Spain even volunteered a Spaniard to embody the transatlantic
relationship as a highly successful Secretary General
In sum, Spain has done a remarkable job on several fronts:
it has returned to Europe while at the same time building
a high profile as an international player. And it has
demonstrated that maintaining a strong and capable military
does not hinder rapid economic growth. As a result, Spain
has come off the sidelines of international relations
to become a central player in Euro-Atlantic security --
with strong public support. That is quite an achievement.
One reason for Spain's success is that it has not been
content with being just an effective political player.
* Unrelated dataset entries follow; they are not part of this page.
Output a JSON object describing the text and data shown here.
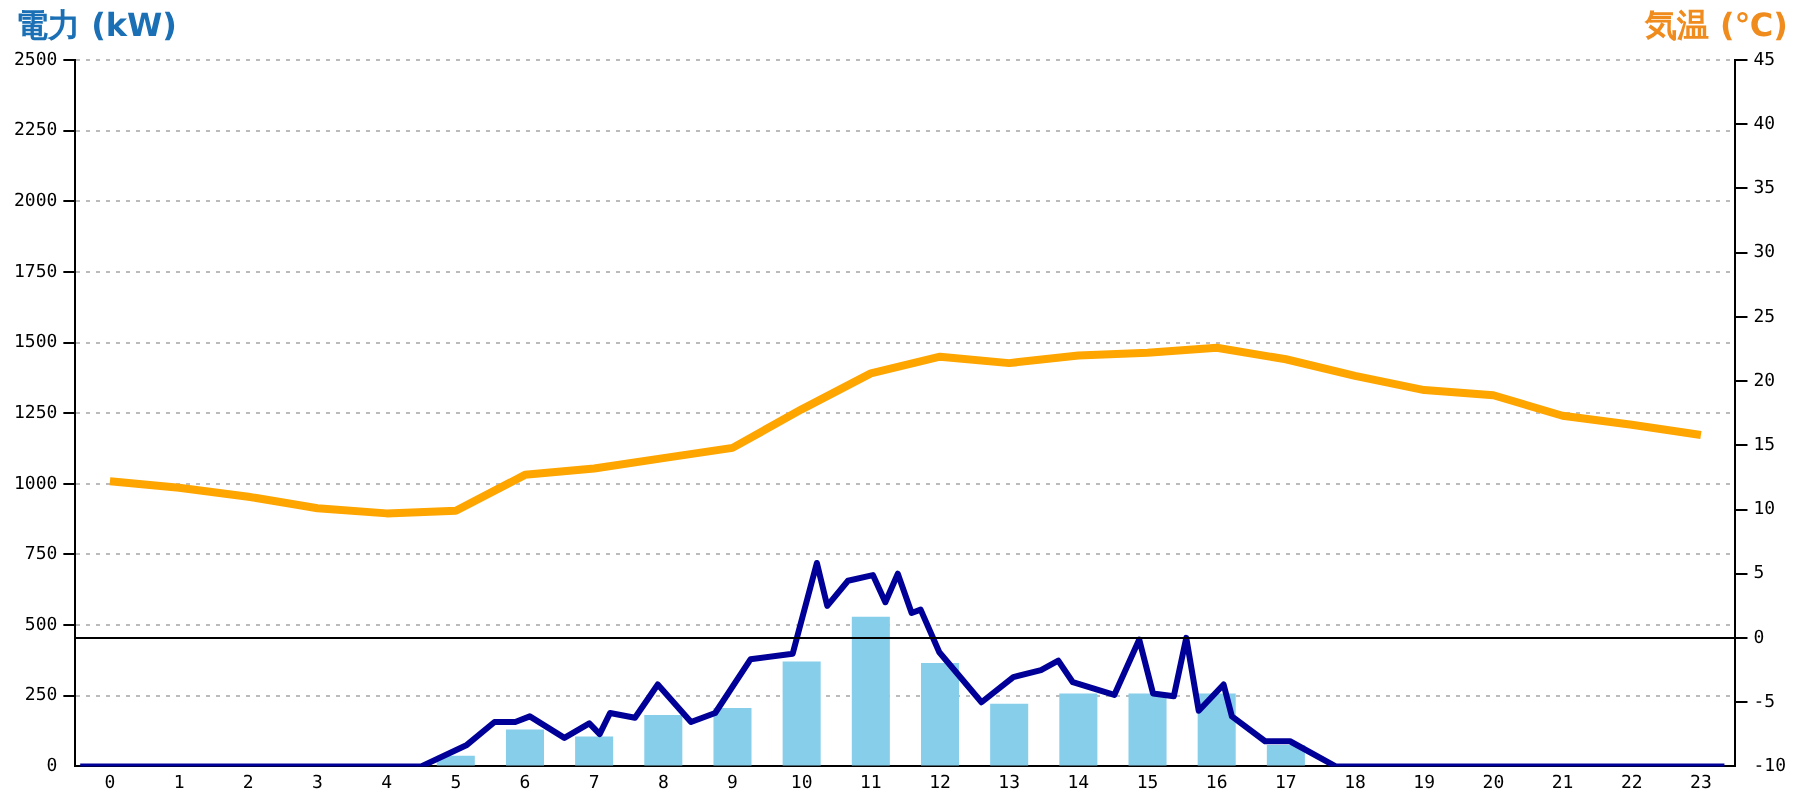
{
  "chart_data": {
    "type": "bar",
    "ylabel": "電力 (kW)",
    "y2label": "気温 (℃)",
    "x": [
      0,
      1,
      2,
      3,
      4,
      5,
      6,
      7,
      8,
      9,
      10,
      11,
      12,
      13,
      14,
      15,
      16,
      17,
      18,
      19,
      20,
      21,
      22,
      23
    ],
    "series": [
      {
        "color": "#87ceeb",
        "values": [
          0,
          0,
          0,
          0,
          0,
          38,
          131,
          106,
          182,
          207,
          371,
          530,
          366,
          222,
          258,
          258,
          258,
          76,
          0,
          0,
          0,
          0,
          0,
          0
        ]
      },
      {
        "type": "line",
        "color": "#000099",
        "x": [
          -0.43,
          4.5,
          5.16,
          5.56,
          5.86,
          6.07,
          6.57,
          6.93,
          7.08,
          7.23,
          7.59,
          7.92,
          8.4,
          8.75,
          9.26,
          9.87,
          10.22,
          10.37,
          10.67,
          11.03,
          11.21,
          11.39,
          11.59,
          11.72,
          11.99,
          12.6,
          13.06,
          13.46,
          13.71,
          13.92,
          14.52,
          14.88,
          15.08,
          15.38,
          15.56,
          15.74,
          16.1,
          16.22,
          16.7,
          17.06,
          17.72,
          23.34
        ],
        "values": [
          0,
          0,
          76,
          157,
          157,
          177,
          101,
          152,
          114,
          189,
          172,
          290,
          157,
          189,
          379,
          399,
          720,
          568,
          657,
          677,
          581,
          682,
          543,
          555,
          404,
          227,
          316,
          341,
          374,
          298,
          253,
          449,
          258,
          248,
          455,
          197,
          290,
          177,
          89,
          89,
          0,
          0
        ]
      },
      {
        "type": "line",
        "axis": "y2",
        "color": "#ffa500",
        "values": [
          12.2,
          11.7,
          11.0,
          10.1,
          9.7,
          9.9,
          12.7,
          13.2,
          14.0,
          14.8,
          17.8,
          20.6,
          21.9,
          21.4,
          22.0,
          22.2,
          22.6,
          21.7,
          20.4,
          19.3,
          18.9,
          17.3,
          16.6,
          15.8
        ]
      }
    ],
    "xlim": [
      -0.5,
      23.5
    ],
    "xticks": [
      0,
      1,
      2,
      3,
      4,
      5,
      6,
      7,
      8,
      9,
      10,
      11,
      12,
      13,
      14,
      15,
      16,
      17,
      18,
      19,
      20,
      21,
      22,
      23
    ],
    "ylim": [
      0,
      2500
    ],
    "yticks": [
      0,
      250,
      500,
      750,
      1000,
      1250,
      1500,
      1750,
      2000,
      2250,
      2500
    ],
    "y2lim": [
      -10,
      45
    ],
    "y2ticks": [
      -10,
      -5,
      0,
      5,
      10,
      15,
      20,
      25,
      30,
      35,
      40,
      45
    ],
    "ref_lines": [
      {
        "axis": "y2",
        "value": 0,
        "color": "#000000"
      }
    ],
    "grid": "y"
  }
}
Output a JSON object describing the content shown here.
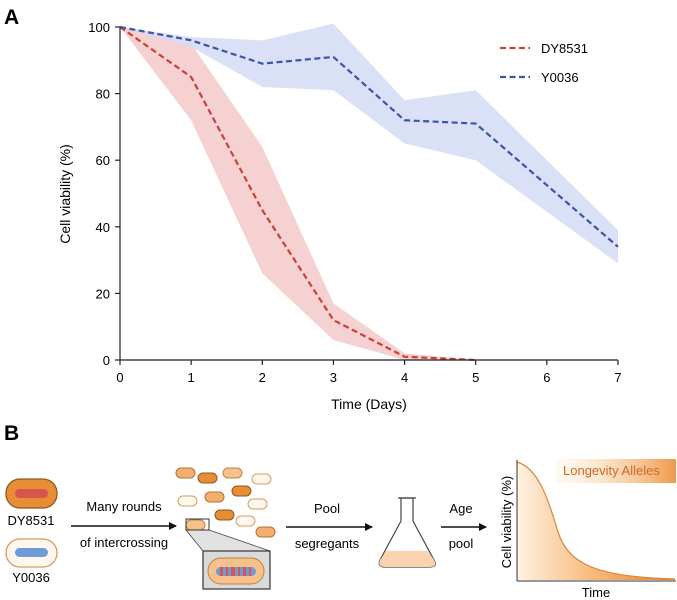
{
  "panel_a_label": "A",
  "panel_b_label": "B",
  "chart_data": [
    {
      "type": "line",
      "xlabel": "Time (Days)",
      "ylabel": "Cell viability (%)",
      "xlim": [
        0,
        7
      ],
      "ylim": [
        0,
        100
      ],
      "xticks": [
        "0",
        "1",
        "2",
        "3",
        "4",
        "5",
        "6",
        "7"
      ],
      "yticks": [
        "0",
        "20",
        "40",
        "60",
        "80",
        "100"
      ],
      "grid": false,
      "legend_position": "top-right",
      "series": [
        {
          "name": "DY8531",
          "color": "#c9413b",
          "band_color": "#f4c9c9",
          "x": [
            0,
            1,
            2,
            3,
            4,
            5
          ],
          "values": [
            100,
            85,
            45,
            12,
            1,
            0
          ],
          "lower": [
            100,
            72,
            26,
            6,
            0,
            0
          ],
          "upper": [
            100,
            95,
            64,
            17,
            2,
            0
          ]
        },
        {
          "name": "Y0036",
          "color": "#3d55a6",
          "band_color": "#d4dcf6",
          "x": [
            0,
            1,
            2,
            3,
            4,
            5,
            7
          ],
          "values": [
            100,
            96,
            89,
            91,
            72,
            71,
            34
          ],
          "lower": [
            100,
            94,
            82,
            81,
            65,
            60,
            29
          ],
          "upper": [
            100,
            97,
            96,
            101,
            78,
            81,
            39
          ]
        }
      ]
    },
    {
      "type": "area",
      "xlabel": "Time",
      "ylabel": "Cell viability (%)",
      "annotation": "Longevity Alleles",
      "color": "#e8882f"
    }
  ],
  "schematic": {
    "strain1": "DY8531",
    "strain2": "Y0036",
    "step1_line1": "Many rounds",
    "step1_line2": "of intercrossing",
    "step2_line1": "Pool",
    "step2_line2": "segregants",
    "step3_line1": "Age",
    "step3_line2": "pool"
  }
}
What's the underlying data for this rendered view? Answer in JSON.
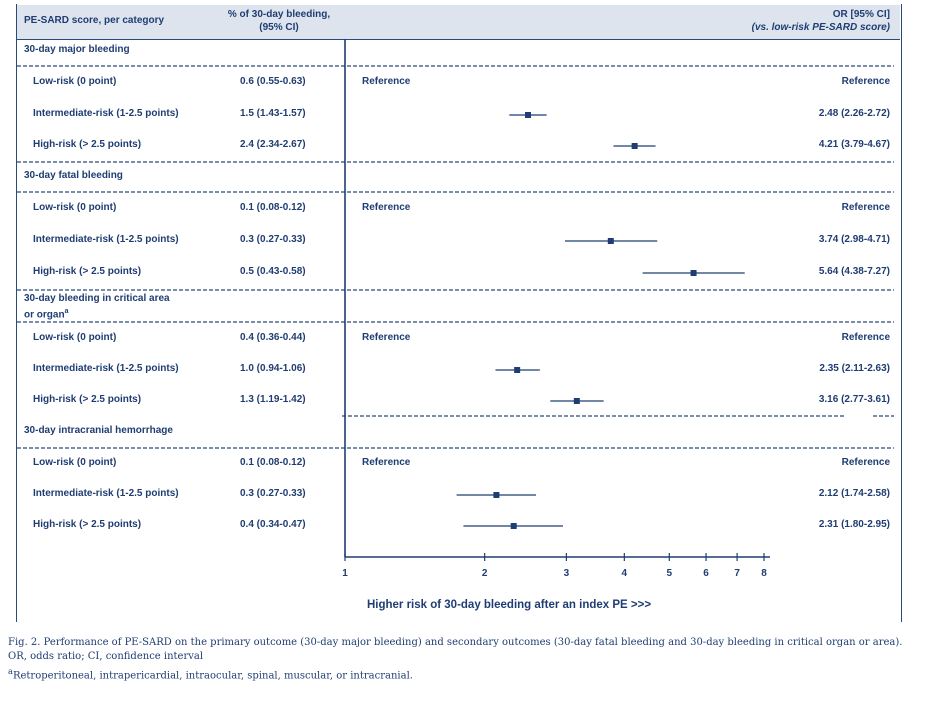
{
  "header": {
    "col1": "PE-SARD score, per category",
    "col2_line1": "% of 30-day bleeding,",
    "col2_line2": "(95% CI)",
    "col3_line1": "OR [95% CI]",
    "col3_line2": "(vs. low-risk PE-SARD score)"
  },
  "chart_data": {
    "type": "forest",
    "xlabel": "Higher risk of 30-day bleeding after an index PE >>>",
    "xlim": [
      1,
      8
    ],
    "x_scale": "log",
    "x_ticks": [
      1,
      2,
      3,
      4,
      5,
      6,
      7,
      8
    ],
    "reference_line": 1,
    "sections": [
      {
        "title": "30-day major bleeding",
        "rows": [
          {
            "label": "Low-risk (0 point)",
            "pct": "0.6 (0.55-0.63)",
            "or_text": "Reference",
            "reference": true
          },
          {
            "label": "Intermediate-risk (1-2.5 points)",
            "pct": "1.5 (1.43-1.57)",
            "or_text": "2.48 (2.26-2.72)",
            "or": 2.48,
            "lo": 2.26,
            "hi": 2.72
          },
          {
            "label": "High-risk (> 2.5 points)",
            "pct": "2.4 (2.34-2.67)",
            "or_text": "4.21 (3.79-4.67)",
            "or": 4.21,
            "lo": 3.79,
            "hi": 4.67
          }
        ]
      },
      {
        "title": "30-day fatal bleeding",
        "rows": [
          {
            "label": "Low-risk (0 point)",
            "pct": "0.1 (0.08-0.12)",
            "or_text": "Reference",
            "reference": true
          },
          {
            "label": "Intermediate-risk (1-2.5 points)",
            "pct": "0.3 (0.27-0.33)",
            "or_text": "3.74 (2.98-4.71)",
            "or": 3.74,
            "lo": 2.98,
            "hi": 4.71
          },
          {
            "label": "High-risk (> 2.5 points)",
            "pct": "0.5 (0.43-0.58)",
            "or_text": "5.64 (4.38-7.27)",
            "or": 5.64,
            "lo": 4.38,
            "hi": 7.27
          }
        ]
      },
      {
        "title": "30-day bleeding in critical area",
        "title2": "or organ",
        "title_sup": "a",
        "rows": [
          {
            "label": "Low-risk (0 point)",
            "pct": "0.4 (0.36-0.44)",
            "or_text": "Reference",
            "reference": true
          },
          {
            "label": "Intermediate-risk (1-2.5 points)",
            "pct": "1.0 (0.94-1.06)",
            "or_text": "2.35 (2.11-2.63)",
            "or": 2.35,
            "lo": 2.11,
            "hi": 2.63
          },
          {
            "label": "High-risk (> 2.5 points)",
            "pct": "1.3 (1.19-1.42)",
            "or_text": "3.16 (2.77-3.61)",
            "or": 3.16,
            "lo": 2.77,
            "hi": 3.61
          }
        ]
      },
      {
        "title": "30-day intracranial hemorrhage",
        "rows": [
          {
            "label": "Low-risk (0 point)",
            "pct": "0.1 (0.08-0.12)",
            "or_text": "Reference",
            "reference": true
          },
          {
            "label": "Intermediate-risk (1-2.5 points)",
            "pct": "0.3 (0.27-0.33)",
            "or_text": "2.12 (1.74-2.58)",
            "or": 2.12,
            "lo": 1.74,
            "hi": 2.58
          },
          {
            "label": "High-risk (> 2.5 points)",
            "pct": "0.4 (0.34-0.47)",
            "or_text": "2.31 (1.80-2.95)",
            "or": 2.31,
            "lo": 1.8,
            "hi": 2.95
          }
        ]
      }
    ]
  },
  "caption": {
    "line1": "Fig. 2. Performance of PE-SARD on the primary outcome (30-day major bleeding) and secondary outcomes (30-day fatal bleeding and 30-day bleeding in critical organ or area).",
    "line2": "OR, odds ratio; CI, confidence interval",
    "footnote_mark": "a",
    "footnote": "Retroperitoneal, intrapericardial, intraocular, spinal, muscular, or intracranial."
  },
  "colors": {
    "ink": "#1f3d72",
    "header_bg": "#dde4ee",
    "rule": "#2a4a7a"
  }
}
Nor has it been content with simply being a respected
moral voice. The real reason for Spain's high international
standing lies elsewhere. It lies in the willingness to
act. In the willingness to uphold its values, and to preserve
its interests whenever and wherever necessary. In other
words, Spain's success is so tangible because it is not
based merely on rhetoric, but on hard work and real resources.
As the post-Cold War world changes ever more quickly,
Spain is more than ever an important player on our team.
Indeed, it is simply inconceivable to imagine NATO today
without Spain. But Spain's unique potential can only be
achieved by maintaining the same level of commitment this
country has shown so far.
Ladies and Gentlemen,
To emphasise the need to reform our militaries does not
reflect an obsession with military gimmickry, or a mistrust
in political solutions. On the contrary. Military competence
is an eminently political requirement. If there is now
hope for a peaceful future for the Balkans, it is because
NATO demonstrated military competence at a critical historical
juncture. As the 21st century unfolds, we may be faced
with new, different challenges that again may require
the use -- or the threat -- of force. We cannot predict
But what we can do is to prepare for it -- and, even
better, shape it: to be as peaceful and secure as possible
-- for us, and for future generations.